4. Showcasing the Business
What’s important to you and what’s of value to a potential buyer won’t necessarily be the same. A buyer needs to be able to see themselves taking over your business and be successful in it. Take the time to figure out and showcase the real value of your business. Your key values could be the history of your business, achievements, community impact, loyal customers and any detail that highlights the attractiveness of your business.
5. Reach out to Business Brokers
The most important step during the sale of your business is finding a qualified business broker. Getting a business ready to sell is incredibly time-consuming and might affect day-to-day business operations, so reaching out to a business broker in the early stages can help tremendously. They can make the process of selling your business less stressful and arm you with the right advice and legal requirements.
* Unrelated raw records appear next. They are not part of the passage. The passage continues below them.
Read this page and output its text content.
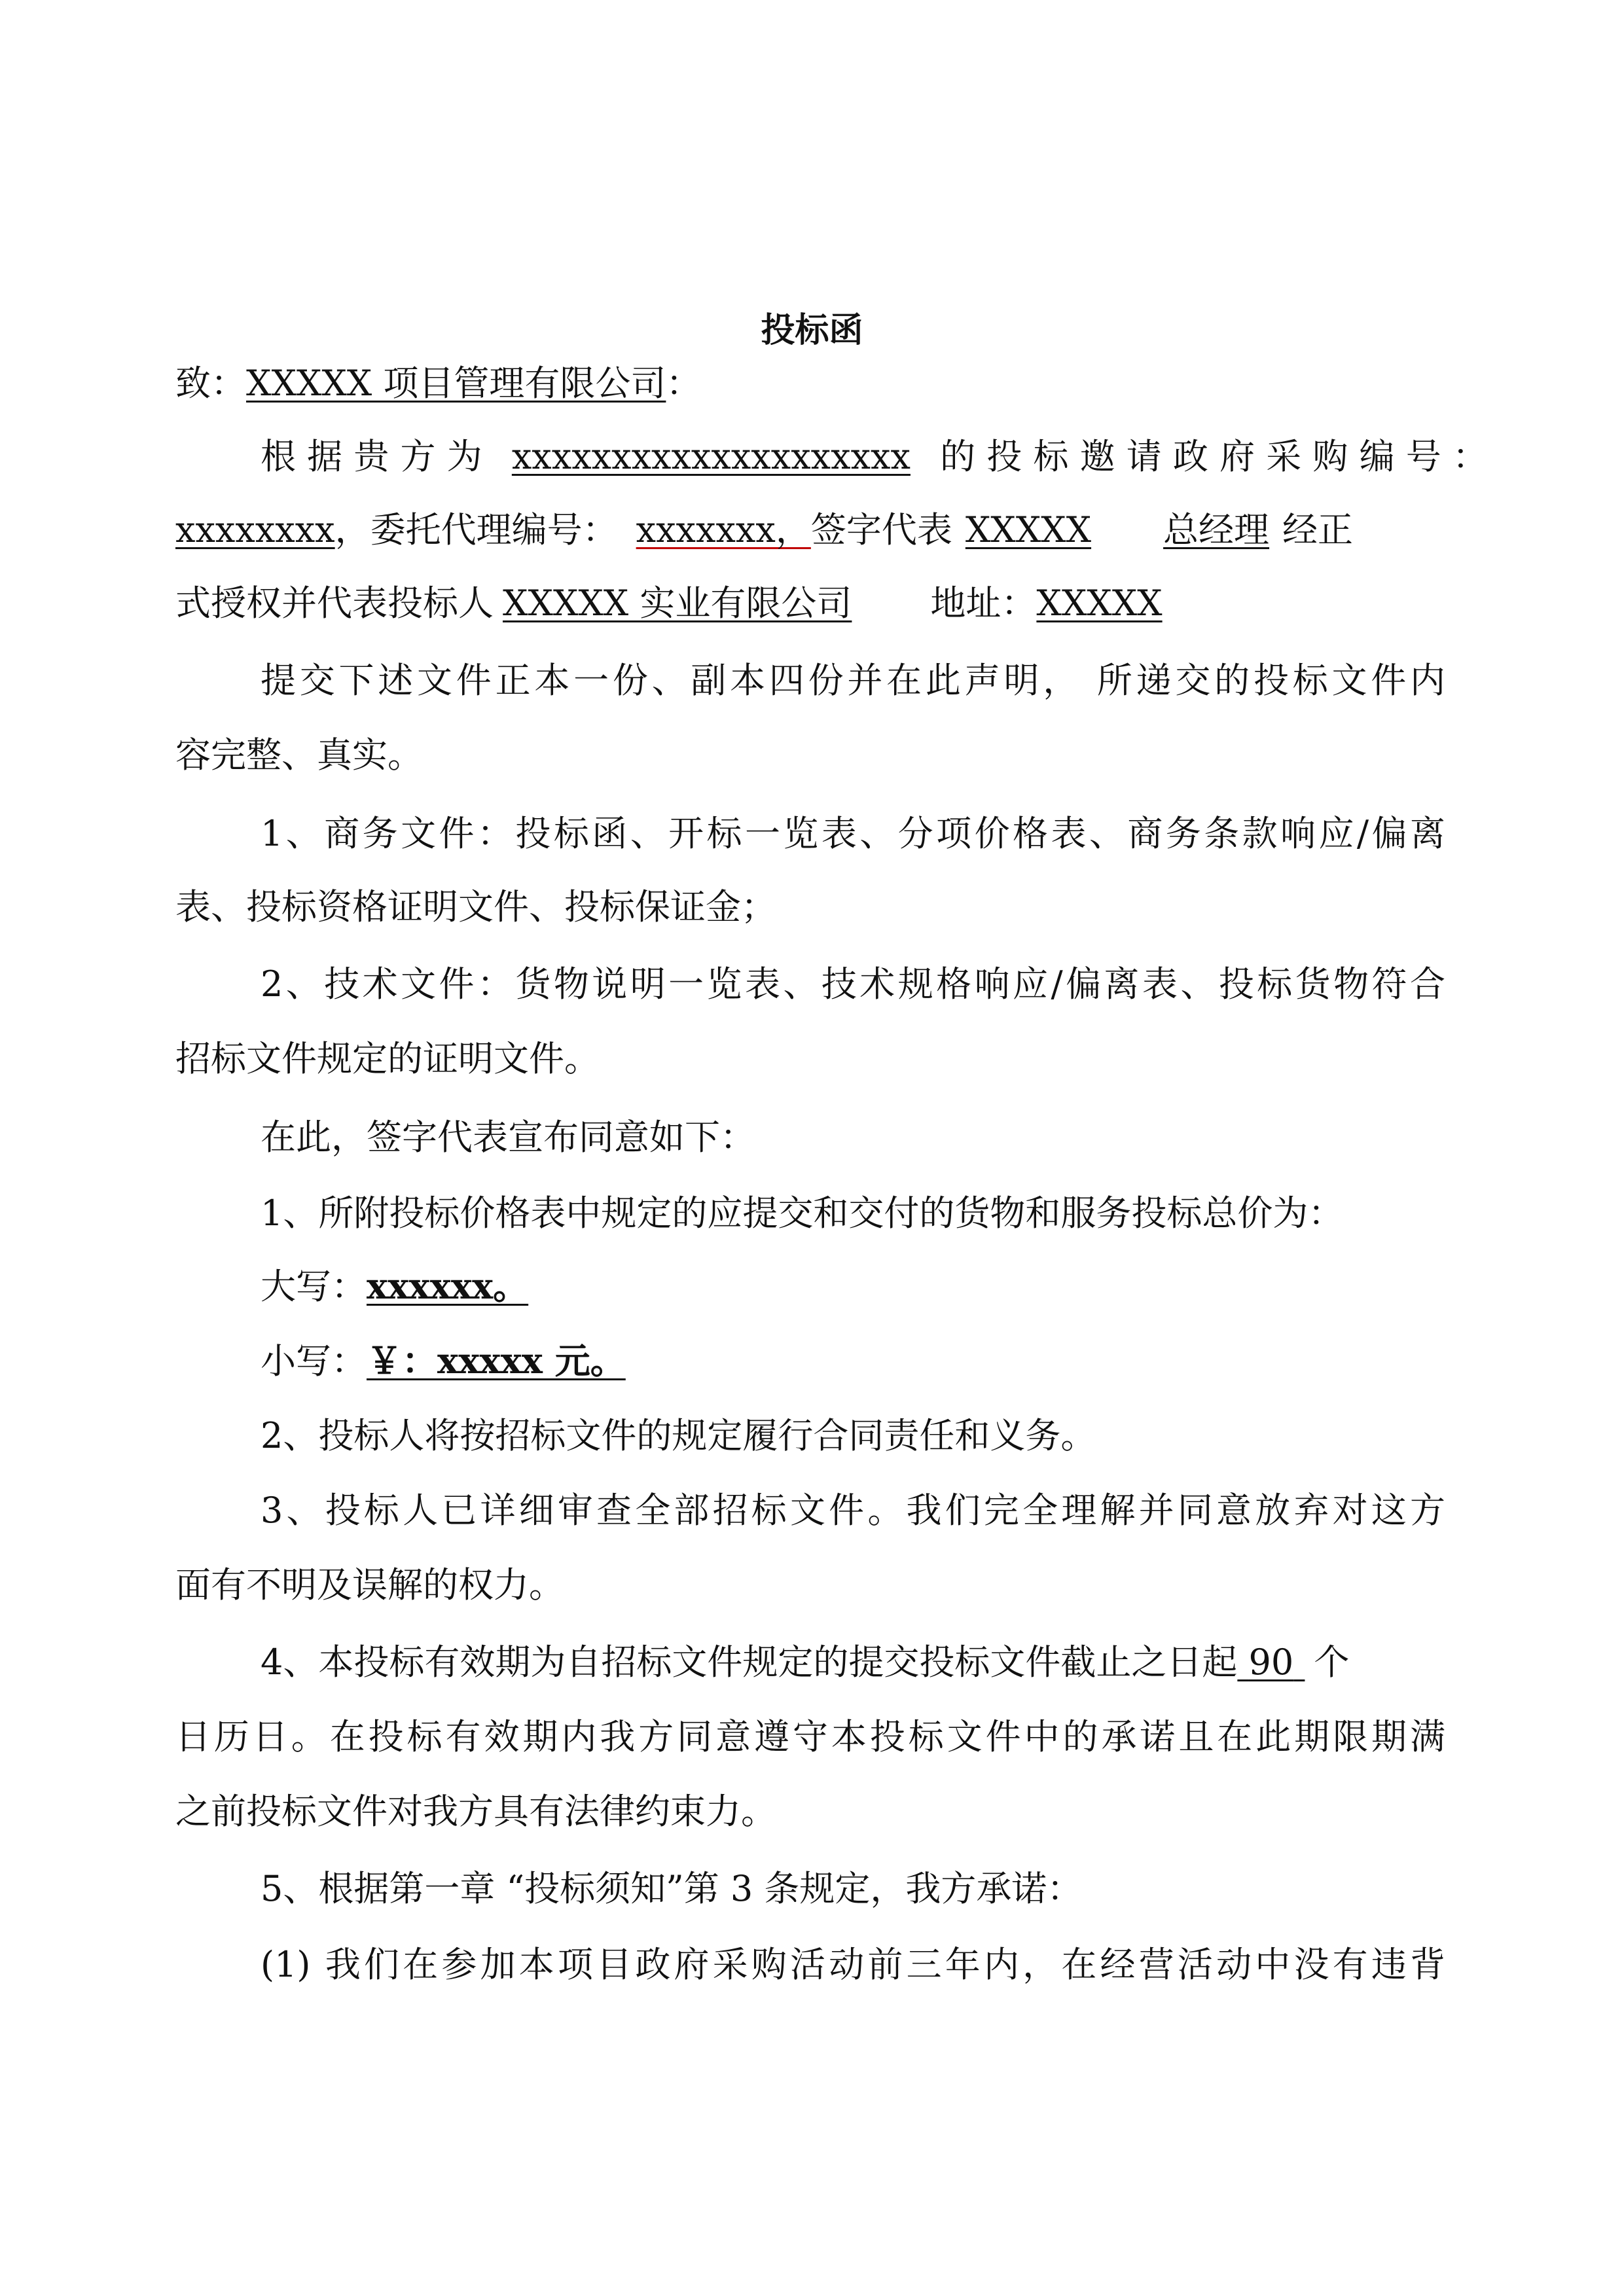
投标函
致：XXXXX 项目管理有限公司：
根 据 贵 方 为 xxxxxxxxxxxxxxxxxxxx 的 投 标 邀 请 政 府 采 购 编 号 ：
xxxxxxxx，委托代理编号： xxxxxxx，签字代表 XXXXX 总经理 经正
式授权并代表投标人 XXXXX 实业有限公司 地址：XXXXX
提交下述文件正本一份、副本四份并在此声明， 所递交的投标文件内
容完整、真实。
1、商务文件：投标函、开标一览表、分项价格表、商务条款响应/偏离
表、投标资格证明文件、投标保证金；
2、技术文件：货物说明一览表、技术规格响应/偏离表、投标货物符合
招标文件规定的证明文件。
在此，签字代表宣布同意如下：
1、所附投标价格表中规定的应提交和交付的货物和服务投标总价为：
大写：xxxxxx。
小写：￥：xxxxx 元。
2、投标人将按招标文件的规定履行合同责任和义务。
3、投标人已详细审查全部招标文件。我们完全理解并同意放弃对这方
面有不明及误解的权力。
4、本投标有效期为自招标文件规定的提交投标文件截止之日起 90 个
日历日。在投标有效期内我方同意遵守本投标文件中的承诺且在此期限期满
之前投标文件对我方具有法律约束力。
5、根据第一章 “投标须知”第 3 条规定，我方承诺：
(1) 我们在参加本项目政府采购活动前三年内，在经营活动中没有违背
In addition to helping free up time for you to keep the business up and running, a qualified business broker will also allow you to carry out the sale more discreetly, and you will have a better chance of keeping the sale confidential between you and your customers.
Having a business broker to help get your business ready for sale can really ease the selling journey and they can draw up a timeline of how the next few months will look for you and your business. A dedicated business broker will also help you understand the fair market price for your business and advise you on how to maximise this value. They can work with your accountant, business partners and your key staff to ensure everyone is on the same page.
Business brokers frequently keep a pool of buyers who are looking for a specific sort of business, and they may be able to connect you with business buyers who are looking to buy exactly what you’re selling.
Having some preparation before you sell your business can go a long way.